The last play by A.M. Dean The Dark Room is a moody take on the brief ups and horrible downs of heroin addiction. A rock singer is trying to kick the habit, his girlfriend says she needs it to live, and a pusher needs a steady customer. Josh Stewart gives an emotionally strong performance as the singer Brutal Berlin. Dinah R. Tutein plays the well-named Emptiness, a woman who doesn’t want to kick the habit. Mitchell Walker moves from jovial porno promoter to the much darker role of the pusher but brings with it that same swagger. The play runs long and gets tedious toward the end but has strong material.

Marisa Dluge directed all four plays and concentrates on the basics—the stories, the actors, and the limitations of the setting—so that audiences can focus more on the stories.

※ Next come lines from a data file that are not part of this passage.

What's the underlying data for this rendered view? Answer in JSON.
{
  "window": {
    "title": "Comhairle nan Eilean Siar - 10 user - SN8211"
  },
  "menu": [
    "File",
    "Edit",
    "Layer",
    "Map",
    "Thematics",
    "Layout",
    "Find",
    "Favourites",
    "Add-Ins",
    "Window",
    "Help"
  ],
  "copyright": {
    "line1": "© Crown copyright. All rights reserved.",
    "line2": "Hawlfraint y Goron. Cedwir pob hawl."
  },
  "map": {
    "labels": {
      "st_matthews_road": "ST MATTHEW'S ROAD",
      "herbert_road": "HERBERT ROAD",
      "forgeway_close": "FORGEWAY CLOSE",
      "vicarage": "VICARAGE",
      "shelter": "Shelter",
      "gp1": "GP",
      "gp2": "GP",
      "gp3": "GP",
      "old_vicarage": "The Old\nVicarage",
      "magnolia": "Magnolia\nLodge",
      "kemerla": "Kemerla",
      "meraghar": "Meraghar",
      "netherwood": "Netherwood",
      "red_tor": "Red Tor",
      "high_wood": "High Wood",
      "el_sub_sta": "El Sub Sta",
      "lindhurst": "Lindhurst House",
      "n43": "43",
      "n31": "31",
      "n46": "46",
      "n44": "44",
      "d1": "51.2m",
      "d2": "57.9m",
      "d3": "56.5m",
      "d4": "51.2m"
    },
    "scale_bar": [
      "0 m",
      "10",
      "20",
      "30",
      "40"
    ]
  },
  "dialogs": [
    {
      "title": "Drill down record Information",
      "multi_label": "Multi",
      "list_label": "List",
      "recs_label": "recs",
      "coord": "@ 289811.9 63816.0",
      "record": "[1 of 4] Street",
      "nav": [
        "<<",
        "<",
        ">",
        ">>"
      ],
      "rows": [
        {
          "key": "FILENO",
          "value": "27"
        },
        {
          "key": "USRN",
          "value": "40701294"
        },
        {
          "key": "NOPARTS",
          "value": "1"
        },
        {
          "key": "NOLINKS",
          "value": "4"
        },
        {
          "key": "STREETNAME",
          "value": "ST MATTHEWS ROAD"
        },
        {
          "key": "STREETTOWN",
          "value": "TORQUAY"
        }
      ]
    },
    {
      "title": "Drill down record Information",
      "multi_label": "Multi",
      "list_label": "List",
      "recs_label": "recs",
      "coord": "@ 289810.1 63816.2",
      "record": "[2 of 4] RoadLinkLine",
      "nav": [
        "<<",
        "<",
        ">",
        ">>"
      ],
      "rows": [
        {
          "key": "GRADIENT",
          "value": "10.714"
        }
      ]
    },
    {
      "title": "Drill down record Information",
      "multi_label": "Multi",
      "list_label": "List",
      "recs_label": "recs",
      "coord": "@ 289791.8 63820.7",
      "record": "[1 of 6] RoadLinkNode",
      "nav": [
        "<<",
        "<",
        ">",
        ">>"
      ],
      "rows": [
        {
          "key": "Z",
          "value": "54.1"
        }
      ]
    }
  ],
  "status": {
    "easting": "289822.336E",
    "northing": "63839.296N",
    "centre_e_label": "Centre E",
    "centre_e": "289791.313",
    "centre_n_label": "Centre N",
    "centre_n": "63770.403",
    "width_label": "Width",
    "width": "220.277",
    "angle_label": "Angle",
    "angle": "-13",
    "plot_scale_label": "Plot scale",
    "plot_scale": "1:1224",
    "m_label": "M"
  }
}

Before each play, the band Levona plays an original song that sets the stage for the play.


Hugh Gallagher has written theater and film reviews over a 40-year newspaper career and was most recently the managing editor of the Observer & Eccentric Newspapers in suburban Detroit.


The Neighborhood Theatre Group performs “The Hotel Del Gado” at the Back of the Office Studio, 13 North Washington Street, Ypsilanti, at 8 pm on March 14-15 and at 2 pm on March 16. For ticket information, visit ntgypsi.org.

Comments

She wasn't his girlfriend, she was the personification of his emptiness that was being fed by his addiction. At least, that's what I got out of it.